Es gibt in Schleswig-Holstein sieben Deponien, die für die Aufnahme des beschriebenen Materials prinzipiell in Frage kommen. Grundsätzlich ist es so, dass entsprechende Verträge von den Kernkraftwerksbetreibern und den für sie zuständigen Abfallentsorgungsträgern mit den Deponiebetreibern geschlossen werden. Das Energiewendeministerium hat hier direkt keine Rolle, führt aber moderierend den Informationsprozess.

Einschluss der Kernkraftwerke oder Rückbau?
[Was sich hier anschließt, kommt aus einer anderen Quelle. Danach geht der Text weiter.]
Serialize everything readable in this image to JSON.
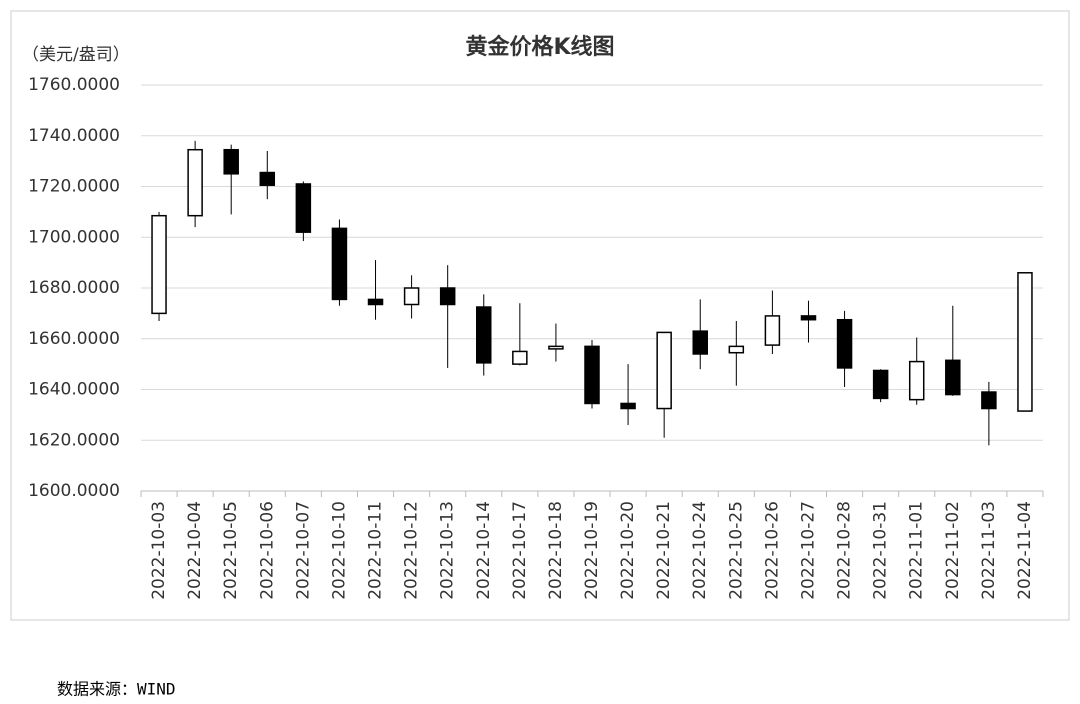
{
  "chart_data": {
    "type": "candlestick",
    "title": "黄金价格K线图",
    "y_label": "（美元/盎司）",
    "source": "数据来源：WIND",
    "categories": [
      "2022-10-03",
      "2022-10-04",
      "2022-10-05",
      "2022-10-06",
      "2022-10-07",
      "2022-10-10",
      "2022-10-11",
      "2022-10-12",
      "2022-10-13",
      "2022-10-14",
      "2022-10-17",
      "2022-10-18",
      "2022-10-19",
      "2022-10-20",
      "2022-10-21",
      "2022-10-24",
      "2022-10-25",
      "2022-10-26",
      "2022-10-27",
      "2022-10-28",
      "2022-10-31",
      "2022-11-01",
      "2022-11-02",
      "2022-11-03",
      "2022-11-04"
    ],
    "open": [
      1670,
      1708.5,
      1734.5,
      1725.5,
      1721,
      1703.5,
      1675.5,
      1673.5,
      1680,
      1672.5,
      1650,
      1656,
      1657,
      1634.5,
      1632.5,
      1663,
      1654.5,
      1657.5,
      1669,
      1667.5,
      1647.5,
      1636,
      1651.5,
      1639,
      1631.5
    ],
    "high": [
      1710,
      1738,
      1736.5,
      1734,
      1722,
      1707,
      1691,
      1685,
      1689,
      1677.5,
      1674,
      1666,
      1659.5,
      1650,
      1662.5,
      1675.5,
      1667,
      1679,
      1675,
      1671,
      1648,
      1660.5,
      1673,
      1643,
      1686
    ],
    "low": [
      1667,
      1704,
      1709,
      1715,
      1698.5,
      1673,
      1667.5,
      1668,
      1648.5,
      1645.5,
      1649.5,
      1651,
      1632.5,
      1626,
      1621,
      1648,
      1641.5,
      1654,
      1658.5,
      1641,
      1635,
      1634,
      1637.5,
      1618,
      1631.5
    ],
    "close": [
      1708.5,
      1734.5,
      1725,
      1720.5,
      1702,
      1675.5,
      1673.5,
      1680,
      1673.5,
      1650.5,
      1655,
      1657,
      1634.5,
      1632.5,
      1662.5,
      1654,
      1657,
      1669,
      1667.5,
      1648.5,
      1636.5,
      1651,
      1638,
      1632.5,
      1686
    ],
    "up_color": "#ffffff",
    "down_color": "#000000",
    "ylim": [
      1600,
      1760
    ],
    "yticks": [
      {
        "value": 1600,
        "label": "1600.0000"
      },
      {
        "value": 1620,
        "label": "1620.0000"
      },
      {
        "value": 1640,
        "label": "1640.0000"
      },
      {
        "value": 1660,
        "label": "1660.0000"
      },
      {
        "value": 1680,
        "label": "1680.0000"
      },
      {
        "value": 1700,
        "label": "1700.0000"
      },
      {
        "value": 1720,
        "label": "1720.0000"
      },
      {
        "value": 1740,
        "label": "1740.0000"
      },
      {
        "value": 1760,
        "label": "1760.0000"
      }
    ],
    "grid": true
  }
}
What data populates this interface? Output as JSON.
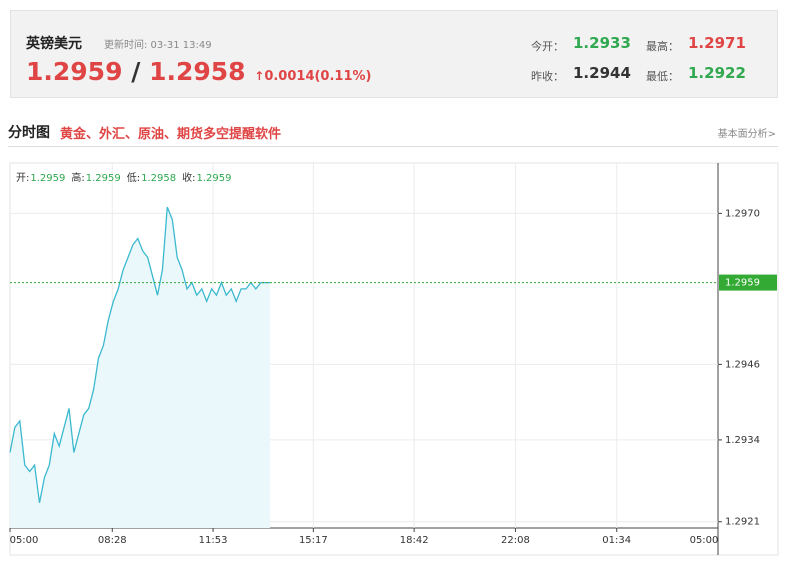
{
  "header": {
    "title": "英镑美元",
    "update_label": "更新时间: 03-31 13:49",
    "price": "1.2959",
    "separator": "/",
    "price2": "1.2958",
    "change": "0.0014(0.11%)",
    "stats": [
      {
        "label": "今开：",
        "value": "1.2933"
      },
      {
        "label": "最高：",
        "value": "1.2971"
      },
      {
        "label": "昨收：",
        "value": "1.2944"
      },
      {
        "label": "最低：",
        "value": "1.2922"
      }
    ]
  },
  "section": {
    "title": "分时图",
    "promo": "黄金、外汇、原油、期货多空提醒软件",
    "link": "基本面分析>"
  },
  "chart_data": {
    "type": "line",
    "color": "#3bb9cf",
    "fill": "#eaf7fb",
    "ohlc": [
      {
        "label": "开:",
        "value": "1.2959"
      },
      {
        "label": "高:",
        "value": "1.2959"
      },
      {
        "label": "低:",
        "value": "1.2958"
      },
      {
        "label": "收:",
        "value": "1.2959"
      }
    ],
    "x": [
      "05:00",
      "05:10",
      "05:20",
      "05:30",
      "05:40",
      "05:50",
      "06:00",
      "06:10",
      "06:20",
      "06:30",
      "06:40",
      "06:50",
      "07:00",
      "07:10",
      "07:20",
      "07:30",
      "07:40",
      "07:50",
      "08:00",
      "08:10",
      "08:20",
      "08:30",
      "08:40",
      "08:50",
      "09:00",
      "09:10",
      "09:20",
      "09:30",
      "09:40",
      "09:50",
      "10:00",
      "10:10",
      "10:20",
      "10:30",
      "10:40",
      "10:50",
      "11:00",
      "11:10",
      "11:20",
      "11:30",
      "11:40",
      "11:50",
      "12:00",
      "12:10",
      "12:20",
      "12:30",
      "12:40",
      "12:50",
      "13:00",
      "13:10",
      "13:20",
      "13:30",
      "13:49"
    ],
    "values": [
      1.2932,
      1.2936,
      1.2937,
      1.293,
      1.2929,
      1.293,
      1.2924,
      1.2928,
      1.293,
      1.2935,
      1.2933,
      1.2936,
      1.2939,
      1.2932,
      1.2935,
      1.2938,
      1.2939,
      1.2942,
      1.2947,
      1.2949,
      1.2953,
      1.2956,
      1.2958,
      1.2961,
      1.2963,
      1.2965,
      1.2966,
      1.2964,
      1.2963,
      1.296,
      1.2957,
      1.2961,
      1.2971,
      1.2969,
      1.2963,
      1.2961,
      1.2958,
      1.2959,
      1.2957,
      1.2958,
      1.2956,
      1.2958,
      1.2957,
      1.2959,
      1.2957,
      1.2958,
      1.2956,
      1.2958,
      1.2958,
      1.2959,
      1.2958,
      1.2959,
      1.2959
    ],
    "current": 1.2959,
    "current_color": "#33aa33",
    "ylim": [
      1.292,
      1.2978
    ],
    "yticks": [
      {
        "value": 1.297,
        "label": "1.2970"
      },
      1.2946,
      1.2934,
      1.2921
    ],
    "xticks": [
      "05:00",
      "08:28",
      "11:53",
      "15:17",
      "18:42",
      "22:08",
      "01:34",
      "05:00"
    ],
    "grid": true
  }
}
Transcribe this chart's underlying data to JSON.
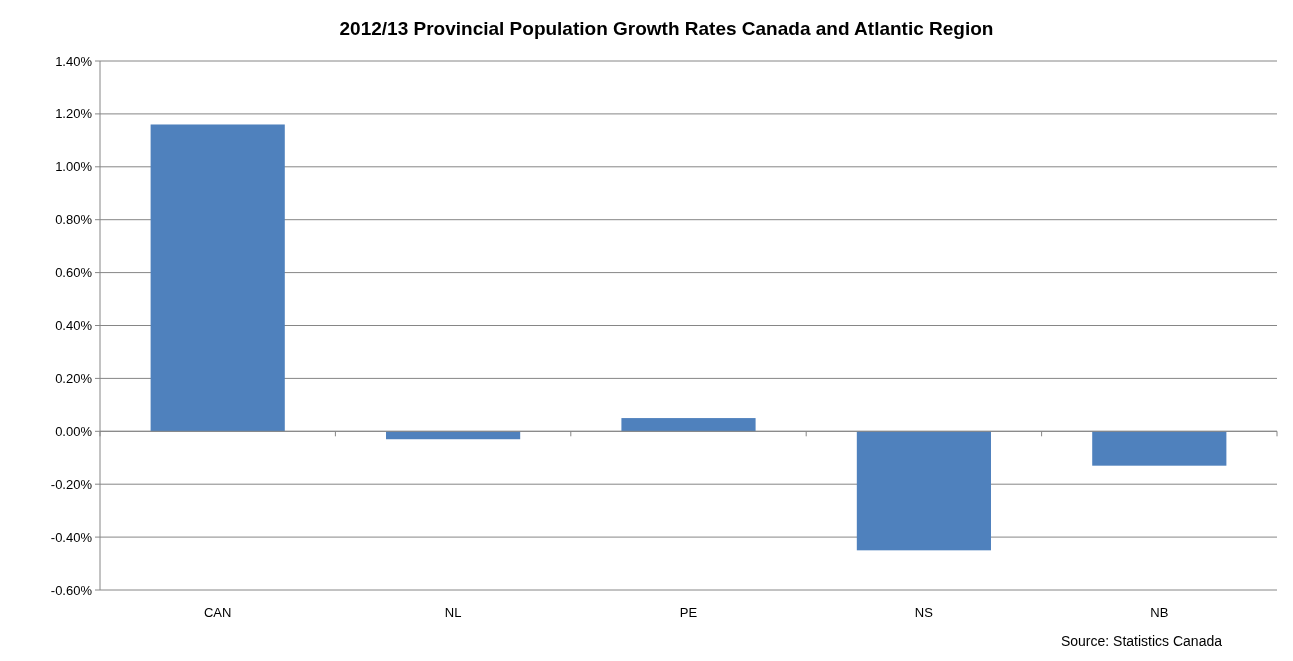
{
  "chart_data": {
    "type": "bar",
    "title": "2012/13 Provincial Population  Growth Rates Canada and Atlantic Region",
    "categories": [
      "CAN",
      "NL",
      "PE",
      "NS",
      "NB"
    ],
    "values": [
      1.16,
      -0.03,
      0.05,
      -0.45,
      -0.13
    ],
    "color": "#4f81bd",
    "ylim": [
      -0.6,
      1.4
    ],
    "yticks": [
      {
        "value": -0.6,
        "label": "-0.60%"
      },
      {
        "value": -0.4,
        "label": "-0.40%"
      },
      {
        "value": -0.2,
        "label": "-0.20%"
      },
      {
        "value": 0,
        "label": "0.00%"
      },
      {
        "value": 0.2,
        "label": "0.20%"
      },
      {
        "value": 0.4,
        "label": "0.40%"
      },
      {
        "value": 0.6,
        "label": "0.60%"
      },
      {
        "value": 0.8,
        "label": "0.80%"
      },
      {
        "value": 1.0,
        "label": "1.00%"
      },
      {
        "value": 1.2,
        "label": "1.20%"
      },
      {
        "value": 1.4,
        "label": "1.40%"
      }
    ],
    "grid": "y",
    "annotations": [
      "Source: Statistics Canada"
    ]
  }
}
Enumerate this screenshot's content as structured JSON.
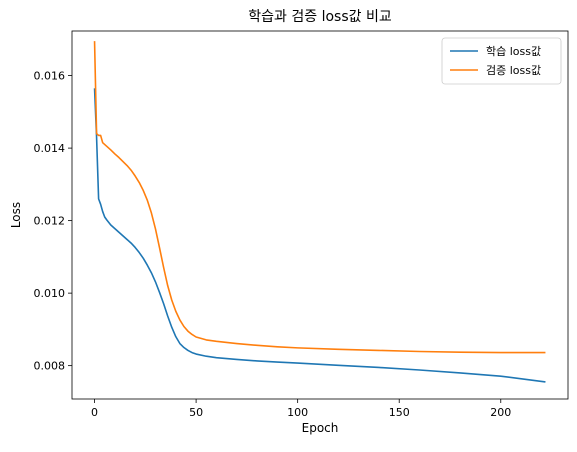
{
  "chart_data": {
    "type": "line",
    "title": "학습과 검증 loss값 비교",
    "xlabel": "Epoch",
    "ylabel": "Loss",
    "xlim": [
      -11.1,
      233.1
    ],
    "ylim": [
      0.00708,
      0.01723
    ],
    "xticks": [
      0,
      50,
      100,
      150,
      200
    ],
    "yticks": [
      0.008,
      0.01,
      0.012,
      0.014,
      0.016
    ],
    "ytick_labels": [
      "0.008",
      "0.010",
      "0.012",
      "0.014",
      "0.016"
    ],
    "grid": false,
    "legend": "top-right",
    "series": [
      {
        "name": "학습 loss값",
        "color": "#1f77b4",
        "x": [
          0,
          1,
          2,
          3,
          4,
          5,
          6,
          8,
          10,
          12,
          14,
          16,
          18,
          20,
          22,
          24,
          26,
          28,
          30,
          32,
          34,
          36,
          38,
          40,
          42,
          44,
          46,
          48,
          50,
          55,
          60,
          70,
          80,
          90,
          100,
          120,
          140,
          160,
          180,
          200,
          222
        ],
        "y": [
          0.01565,
          0.0143,
          0.0126,
          0.01245,
          0.01225,
          0.0121,
          0.01202,
          0.01188,
          0.01178,
          0.01168,
          0.01158,
          0.01148,
          0.01138,
          0.01126,
          0.01112,
          0.01096,
          0.01077,
          0.01056,
          0.01031,
          0.01002,
          0.00971,
          0.00937,
          0.00906,
          0.0088,
          0.00861,
          0.0085,
          0.00842,
          0.00836,
          0.00832,
          0.00826,
          0.00822,
          0.00817,
          0.00813,
          0.0081,
          0.00807,
          0.00801,
          0.00795,
          0.00788,
          0.0078,
          0.00771,
          0.00755
        ]
      },
      {
        "name": "검증 loss값",
        "color": "#ff7f0e",
        "x": [
          0,
          1,
          2,
          3,
          4,
          6,
          8,
          10,
          12,
          14,
          16,
          18,
          20,
          22,
          24,
          26,
          28,
          30,
          32,
          34,
          36,
          38,
          40,
          42,
          44,
          46,
          48,
          50,
          55,
          60,
          70,
          80,
          90,
          100,
          120,
          140,
          160,
          180,
          200,
          222
        ],
        "y": [
          0.01695,
          0.0144,
          0.01435,
          0.01435,
          0.01415,
          0.01405,
          0.01395,
          0.01384,
          0.01374,
          0.01363,
          0.01352,
          0.01339,
          0.01323,
          0.01305,
          0.01283,
          0.01256,
          0.01221,
          0.01177,
          0.01125,
          0.01071,
          0.01021,
          0.00981,
          0.0095,
          0.00926,
          0.00908,
          0.00895,
          0.00886,
          0.00879,
          0.00871,
          0.00867,
          0.00861,
          0.00856,
          0.00852,
          0.00849,
          0.00845,
          0.00842,
          0.00839,
          0.00837,
          0.00836,
          0.00836
        ]
      }
    ]
  }
}
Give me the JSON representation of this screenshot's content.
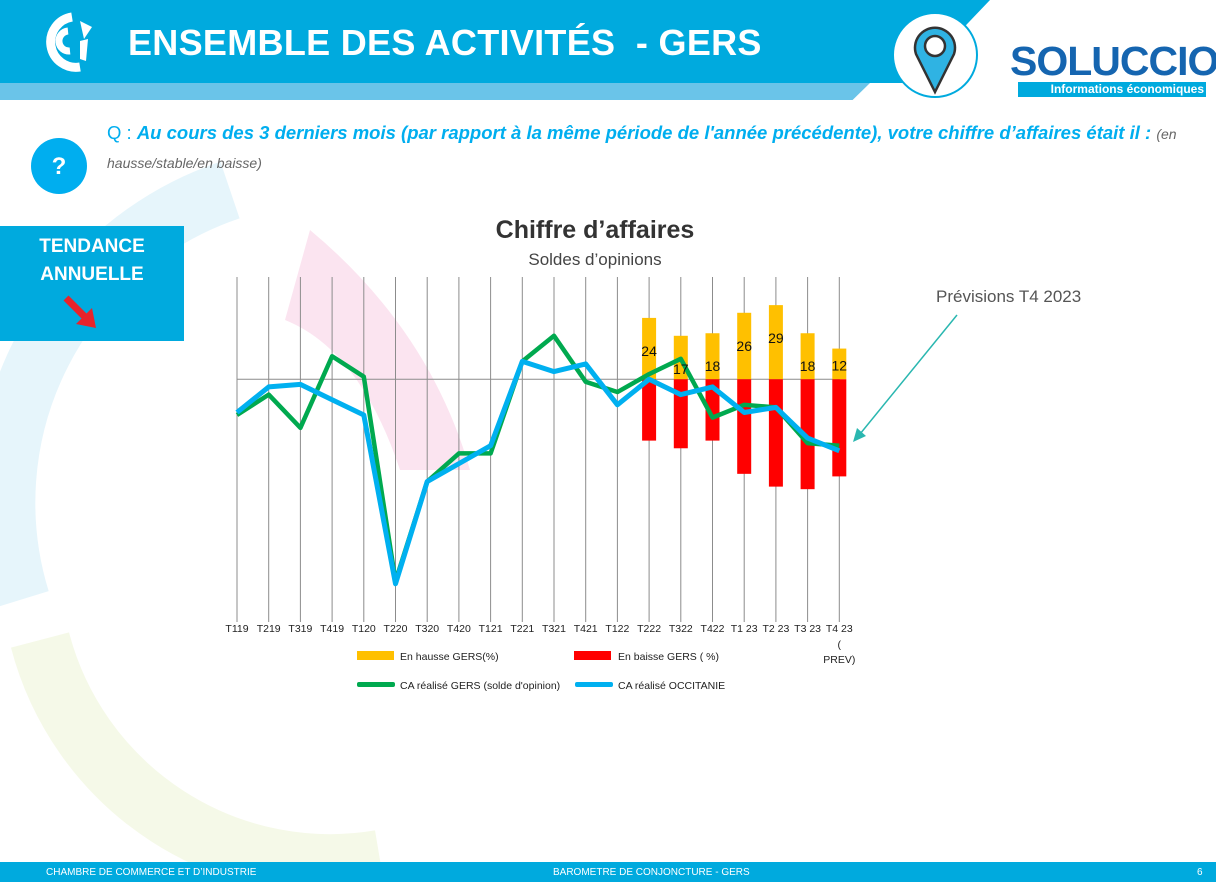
{
  "header": {
    "title": "ENSEMBLE DES ACTIVITÉS  - GERS",
    "brand": "SOLUCCIO",
    "brand_tagline": "Informations économiques"
  },
  "question": {
    "prefix": "Q : ",
    "text": "Au cours des 3 derniers mois (par rapport à la même période de l'année précédente),  votre chiffre d’affaires était il : ",
    "options": "(en hausse/stable/en baisse)",
    "icon_label": "?"
  },
  "tendance": {
    "line1": "TENDANCE",
    "line2": "ANNUELLE"
  },
  "annotation": "Prévisions T4 2023",
  "footer": {
    "left": "CHAMBRE DE COMMERCE ET D’INDUSTRIE",
    "center": "BAROMETRE DE CONJONCTURE - GERS",
    "page": "6"
  },
  "chart_data": {
    "type": "bar+line",
    "title": "Chiffre d’affaires",
    "subtitle": "Soldes d’opinions",
    "categories": [
      "T119",
      "T219",
      "T319",
      "T419",
      "T120",
      "T220",
      "T320",
      "T420",
      "T121",
      "T221",
      "T321",
      "T421",
      "T122",
      "T222",
      "T322",
      "T422",
      "T1 23",
      "T2 23",
      "T3 23",
      "T4 23 ( PREV)"
    ],
    "ylim": [
      -93,
      40
    ],
    "grid": "vertical",
    "legend_position": "bottom",
    "series": [
      {
        "name": "En hausse  GERS(%)",
        "kind": "bar",
        "color": "#ffc000",
        "values": [
          null,
          null,
          null,
          null,
          null,
          null,
          null,
          null,
          null,
          null,
          null,
          null,
          null,
          24,
          17,
          18,
          26,
          29,
          18,
          12
        ],
        "labels": true
      },
      {
        "name": "En baisse GERS ( %)",
        "kind": "bar",
        "color": "#ff0000",
        "values": [
          null,
          null,
          null,
          null,
          null,
          null,
          null,
          null,
          null,
          null,
          null,
          null,
          null,
          -24,
          -27,
          -24,
          -37,
          -42,
          -43,
          -38
        ]
      },
      {
        "name": "CA réalisé GERS  (solde d'opinion)",
        "kind": "line",
        "color": "#00a94f",
        "values": [
          -14,
          -6,
          -19,
          9,
          1,
          -79,
          -40,
          -29,
          -29,
          7,
          17,
          -1,
          -5,
          2,
          8,
          -15,
          -10,
          -11,
          -25,
          -26
        ]
      },
      {
        "name": "CA réalisé OCCITANIE",
        "kind": "line",
        "color": "#00b0f0",
        "values": [
          -13,
          -3,
          -2,
          -8,
          -14,
          -80,
          -40,
          -33,
          -26,
          7,
          3,
          6,
          -10,
          0,
          -6,
          -3,
          -13,
          -11,
          -23,
          -28
        ]
      }
    ]
  }
}
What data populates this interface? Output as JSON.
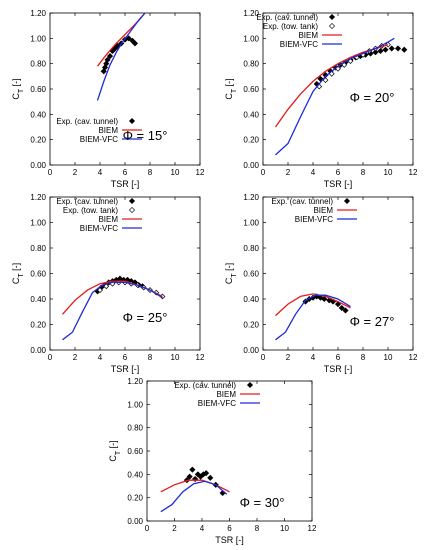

Viel debattiert wird auch der nach Atomgesetz mögliche sogenannte "sichere Einschlusses" statt eines Rückbaus. Der Einschluss bedeutet nicht, dass ein Kernkraftwerkt auf unbegrenzte Zeit unter einer Betonhülle eingeschlossen wird. Das ist rechtlich nicht erlaubt. Es bedeutet vielmehr, die Kernkraftwerke noch einige Jahrzehnte stehen zu lassen. Der Abbau könnte erst danach beginnen. Das ist aus Sicht des Energiewende- und Umweltministeriums nicht sinnvoll. Diese Variante bedeutet, dass z.B. zunächst Systeme entleert und konserviert werden müssen. Auch müssen wichtige Systeme weiterbetrieben und Instandsetzungs- und Wartungsarbeiten vorgenommen werden; die Atomaufsicht bliebe bestehen. Beim Rückbau in einigen Jahrzehnten wäre dann aber kein Personal mehr vorhanden, das die Anlage und die sicherheitstechnischen Verfahren noch aus dem Betrieb kennt. Zudem wäre fraglich, ob die notwendigen Finanzmittel dann noch zur Verfügung stehen. Minister Habeck dazu: "Es ist ein Spiel auf Zeit. Wer will für die Zukunft garantieren, dass dann noch das Know-How, das Geld oder gar die Betreibergesellschaften für den Rückbau da sind? Wer sagt, dass wir immer eine reiche und vernunftbegabte Gesellschaft sein werden? Will man aus Angst, Entscheidungen zu fällen, nichts entscheiden, dann schiebt man Verantwortung nur weiter. Das ist aus vielerlei Gründen nicht richtig."